3. U.S. has a bilateral relationship with key East Asian countries, particularly South Korea, Japan, and China. Unlike its relationship with European nations which takes multilateral alliances centered in NATO, U.S. prefers to have direct relationship with each of East Asian countries. Rather than establishing an security alliance, or hosting a summit, U.S. tends to take direct connection with each of nations preventing these small countries to form a multilateral security alliances. This tendency of U.S. to provide bilateral security alliance-providing nuclear umbrella and forming an alliance with each nation- is to maintain the tension among East Asian countries so that U.S. can control and exert influence in the region.

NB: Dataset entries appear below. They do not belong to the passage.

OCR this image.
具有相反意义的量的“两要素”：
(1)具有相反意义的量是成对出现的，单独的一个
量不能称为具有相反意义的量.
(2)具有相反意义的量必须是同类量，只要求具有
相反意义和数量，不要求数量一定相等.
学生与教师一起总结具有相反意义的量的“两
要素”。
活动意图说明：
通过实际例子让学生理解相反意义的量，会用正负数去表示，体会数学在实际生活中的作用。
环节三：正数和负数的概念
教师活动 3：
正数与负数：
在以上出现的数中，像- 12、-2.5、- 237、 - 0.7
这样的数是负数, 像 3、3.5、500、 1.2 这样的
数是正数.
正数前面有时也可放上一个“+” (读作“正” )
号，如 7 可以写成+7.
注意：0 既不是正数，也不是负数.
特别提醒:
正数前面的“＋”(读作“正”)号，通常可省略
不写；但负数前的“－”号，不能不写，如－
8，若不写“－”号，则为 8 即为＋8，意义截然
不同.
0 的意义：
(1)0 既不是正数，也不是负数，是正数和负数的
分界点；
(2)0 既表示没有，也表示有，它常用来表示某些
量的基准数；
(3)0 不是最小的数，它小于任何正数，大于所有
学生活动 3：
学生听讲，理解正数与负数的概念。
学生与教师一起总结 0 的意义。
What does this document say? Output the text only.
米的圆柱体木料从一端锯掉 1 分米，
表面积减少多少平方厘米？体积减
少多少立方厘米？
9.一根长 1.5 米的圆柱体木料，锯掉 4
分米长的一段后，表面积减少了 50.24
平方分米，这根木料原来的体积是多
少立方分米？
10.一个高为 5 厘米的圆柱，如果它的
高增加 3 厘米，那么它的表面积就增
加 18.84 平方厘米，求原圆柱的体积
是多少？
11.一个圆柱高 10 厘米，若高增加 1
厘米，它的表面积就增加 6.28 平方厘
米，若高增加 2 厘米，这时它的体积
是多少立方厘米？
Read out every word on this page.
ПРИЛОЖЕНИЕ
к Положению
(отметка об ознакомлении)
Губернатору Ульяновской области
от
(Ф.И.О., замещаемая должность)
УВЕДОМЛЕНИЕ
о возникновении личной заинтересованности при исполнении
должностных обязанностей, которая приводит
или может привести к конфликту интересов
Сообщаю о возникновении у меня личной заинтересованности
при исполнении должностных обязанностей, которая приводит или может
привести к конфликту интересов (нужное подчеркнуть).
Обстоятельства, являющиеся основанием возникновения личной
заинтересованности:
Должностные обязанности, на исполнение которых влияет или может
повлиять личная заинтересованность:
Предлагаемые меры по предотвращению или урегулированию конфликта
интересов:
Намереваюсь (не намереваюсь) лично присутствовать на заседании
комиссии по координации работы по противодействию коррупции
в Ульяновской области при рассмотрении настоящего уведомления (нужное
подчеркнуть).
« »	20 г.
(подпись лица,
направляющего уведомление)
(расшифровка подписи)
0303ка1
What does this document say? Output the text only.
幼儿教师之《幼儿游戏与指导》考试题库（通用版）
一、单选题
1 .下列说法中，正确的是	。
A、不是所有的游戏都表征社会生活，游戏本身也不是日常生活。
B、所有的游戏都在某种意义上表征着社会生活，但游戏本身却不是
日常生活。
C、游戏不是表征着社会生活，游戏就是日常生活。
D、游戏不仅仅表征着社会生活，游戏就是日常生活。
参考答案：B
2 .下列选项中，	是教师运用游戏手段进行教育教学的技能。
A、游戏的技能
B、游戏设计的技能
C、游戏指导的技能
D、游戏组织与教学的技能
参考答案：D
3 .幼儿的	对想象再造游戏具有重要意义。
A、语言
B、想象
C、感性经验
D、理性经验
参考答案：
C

There has been a long debate on the merits of bilateralism versus multilateralism. The first rejection of bilateralism came after the First World War when many politicians concluded that the complex pre-war system of bilateral treaties had made war inevitable. This led to the creation of the multilateral League of Nations.

A similar reaction against bilateral trade agreements occurred after the Great Depression, when it was argued that such agreements helped to produce a cycle of rising tariffs that deepened the economic downturn. Thus, after the Second World War, the West turned to multilateral agreements such as the General Agreement on Tariffs and Trade (GATT).

Despite the high profile of modern multilateral systems such as the United Nations and the World Trade Organization, most diplomacy is still done at the bilateral level. Bilateralism has a flexibility and ease that is lacking in most compromise-dependent multilateral systems. In addition, disparities in power, resources, money, armament, or technology are more easily exploitable by the stronger side in bilateral diplomacy, which powerful states might consider a positive aspect of it, compared to the more consensus-driven multilateral form of diplomacy, where the one state-one vote rule applies.